I think there is a misunderstanding there.
There are two kinds of templates:
the template classes
the template methods
In your example, you have a template class, which of course contains some methods. In this case, you will have to specialize the class.
template <class A>
class C<A,CObject>
{
void foo() { ... } // specialized code
};
The problem in your example is relatively simple: you define the method foo for the specialization C but this specialization has never been declared beforehand.
The problem here is that you have to fully specialize your C class (and thus copying a lot of data). There are a number of workarounds.
Inheritance (Composition ?): do all the common work in a base class, then have the C class inherits and specialize as appropriate
Friend: instead of having the 'foo' method being a member of C, define it as a friend free functions and specialize only this method
Delegation: have your 'foo' method call another method 'bar', which is a free function, and specialize 'bar' appropriately
Which in code gives:
// 1- Inheritance
template <class A, class B>
class CBase
{
// Everything that does not require specialization
};
template <class A, class B>
class C: public CBase<A,B>
// depending on your need, consider using another inheritance
// or even better, composition
{
void foo(); // generic
};
template <class A>
class C<A,CObject> : public CBase<A,CObject>
{
void foo(); // specialized
};
// 2- Friend
// note the change in signature:
// - now you need to pass the attributes to be changed
// - the last parameter helps differentiating the overload
// as there is no specialization for functions
template <class A, class B> void foo(Arg1&, Arg2&, const B&);
template <class A> void foo(Arg1&, Arg2&, const CObject&);
template <class A, class B>
class C
{
friend template <class, class> foo;
};
// 3- Delegation
// same signature as foo in (2)
template <class A, class B> void bar(Arg1&, Arg2&, const B&);
template <class A> void bar(Arg1&, Arg2&, const CObject&);
template <class A, class B>
class C
{
void foo() { bar(member1, member2, B()); }
};
Hope it clarifies, and helps!
No, there is no partial function template specialization in C++0x to be added.

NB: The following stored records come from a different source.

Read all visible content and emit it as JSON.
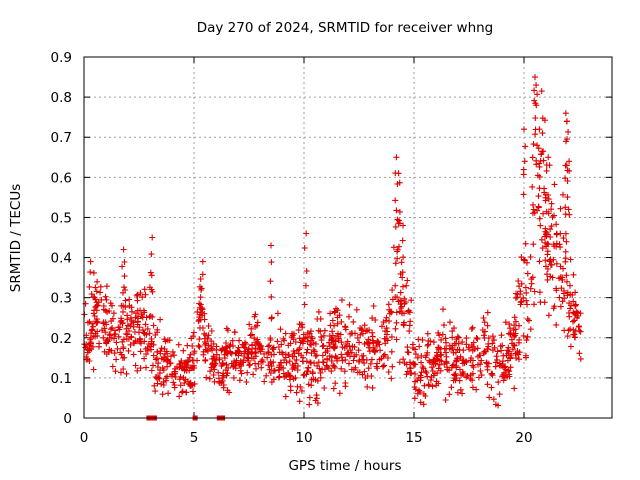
{
  "chart_data": {
    "type": "scatter",
    "title": "Day 270 of 2024, SRMTID for receiver whng",
    "xlabel": "GPS time / hours",
    "ylabel": "SRMTID / TECUs",
    "xlim": [
      0,
      24
    ],
    "ylim": [
      0,
      0.9
    ],
    "x_ticks": [
      "0",
      "5",
      "10",
      "15",
      "20"
    ],
    "x_tick_values": [
      0,
      5,
      10,
      15,
      20
    ],
    "y_ticks": [
      "0",
      "0.1",
      "0.2",
      "0.3",
      "0.4",
      "0.5",
      "0.6",
      "0.7",
      "0.8",
      "0.9"
    ],
    "y_tick_values": [
      0,
      0.1,
      0.2,
      0.3,
      0.4,
      0.5,
      0.6,
      0.7,
      0.8,
      0.9
    ],
    "grid": true,
    "marker": "plus",
    "color": "#e00000",
    "zero_markers_x": [
      2.95,
      3.1,
      3.2,
      5.05,
      6.15,
      6.3
    ],
    "trend": {
      "x": [
        0,
        0.5,
        1.0,
        1.5,
        2.0,
        2.5,
        3.0,
        3.2,
        3.5,
        4.0,
        4.5,
        5.0,
        5.3,
        5.5,
        6.0,
        6.5,
        7.0,
        7.5,
        8.0,
        8.5,
        9.0,
        9.5,
        10.0,
        10.5,
        11.0,
        11.5,
        12.0,
        12.5,
        13.0,
        13.5,
        14.0,
        14.3,
        14.6,
        15.0,
        15.5,
        16.0,
        16.5,
        17.0,
        17.5,
        18.0,
        18.5,
        19.0,
        19.5,
        20.0,
        20.3,
        20.5,
        20.8,
        21.0,
        21.3,
        21.5,
        21.8,
        22.0,
        22.3,
        22.6
      ],
      "y": [
        0.18,
        0.26,
        0.22,
        0.2,
        0.25,
        0.23,
        0.2,
        0.14,
        0.15,
        0.12,
        0.11,
        0.14,
        0.28,
        0.18,
        0.13,
        0.14,
        0.15,
        0.16,
        0.17,
        0.16,
        0.13,
        0.14,
        0.17,
        0.15,
        0.14,
        0.18,
        0.19,
        0.17,
        0.18,
        0.19,
        0.22,
        0.33,
        0.3,
        0.12,
        0.13,
        0.15,
        0.16,
        0.14,
        0.15,
        0.16,
        0.15,
        0.13,
        0.2,
        0.3,
        0.38,
        0.5,
        0.6,
        0.5,
        0.38,
        0.4,
        0.42,
        0.3,
        0.25,
        0.22
      ],
      "spread": [
        0.06,
        0.08,
        0.07,
        0.07,
        0.09,
        0.07,
        0.08,
        0.07,
        0.06,
        0.04,
        0.04,
        0.06,
        0.07,
        0.05,
        0.05,
        0.05,
        0.05,
        0.06,
        0.06,
        0.08,
        0.07,
        0.06,
        0.09,
        0.08,
        0.06,
        0.08,
        0.08,
        0.06,
        0.07,
        0.07,
        0.1,
        0.15,
        0.12,
        0.06,
        0.06,
        0.06,
        0.07,
        0.06,
        0.06,
        0.07,
        0.08,
        0.06,
        0.08,
        0.12,
        0.15,
        0.2,
        0.18,
        0.15,
        0.12,
        0.14,
        0.14,
        0.08,
        0.06,
        0.05
      ]
    },
    "peaks": [
      {
        "x": 0.3,
        "y": 0.39
      },
      {
        "x": 1.8,
        "y": 0.42
      },
      {
        "x": 3.1,
        "y": 0.45
      },
      {
        "x": 5.4,
        "y": 0.39
      },
      {
        "x": 8.5,
        "y": 0.43
      },
      {
        "x": 10.1,
        "y": 0.46
      },
      {
        "x": 14.2,
        "y": 0.65
      },
      {
        "x": 14.3,
        "y": 0.61
      },
      {
        "x": 14.5,
        "y": 0.48
      },
      {
        "x": 20.0,
        "y": 0.72
      },
      {
        "x": 20.5,
        "y": 0.85
      },
      {
        "x": 20.55,
        "y": 0.83
      },
      {
        "x": 20.7,
        "y": 0.72
      },
      {
        "x": 21.1,
        "y": 0.65
      },
      {
        "x": 21.9,
        "y": 0.76
      },
      {
        "x": 21.95,
        "y": 0.74
      },
      {
        "x": 22.05,
        "y": 0.64
      }
    ]
  }
}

As correctly mentioned above, with regards to function templates basically 2 things were done:
default template arguments were made available;
variadic templates were introduced.
So as before, workarounds should be used to "emulate" partial function templates specialization.
Since the class is the template, you need to specialize that:
template <class A>
class C<A, CObject>
{
void foo() { ... }
}
If I remember correctly, you cannot make partial template specialization for functions. Not sure whether it is included in C++0X
Update:
(Awaiting confirmation) As noted in the comments, partial template specialization of functions is possible in C++0X.
A method template may delegate to (static) methods of partially specialized classes or structs. Template parameters in the outer class are not helpful for answering the question.
class ClassWithSpecializedMethodEmulation
{
private:
template <typename A, typename B> struct Calculator;
public:
template <typename A, typename B> A evaluate(A a, B b)
{
return Calculator<A,B>::evaluate(a,b);
}
private:
template <typename A, typename B> struct Calculator
{
// Common case: multiply
static A evaluate(A a, B b)
{
return (A)(a*b);
}
};
// with double argument a do something else
template <typename B> struct Calculator<double, B>
{
static double evaluate(double a, B b)
{
return (double)(a - b);
}
};
};
In case the method requires access to class members, struct Calculator additionally must be friend of ClassWithSpecializedMethodEmulation and get a this-pointer passed.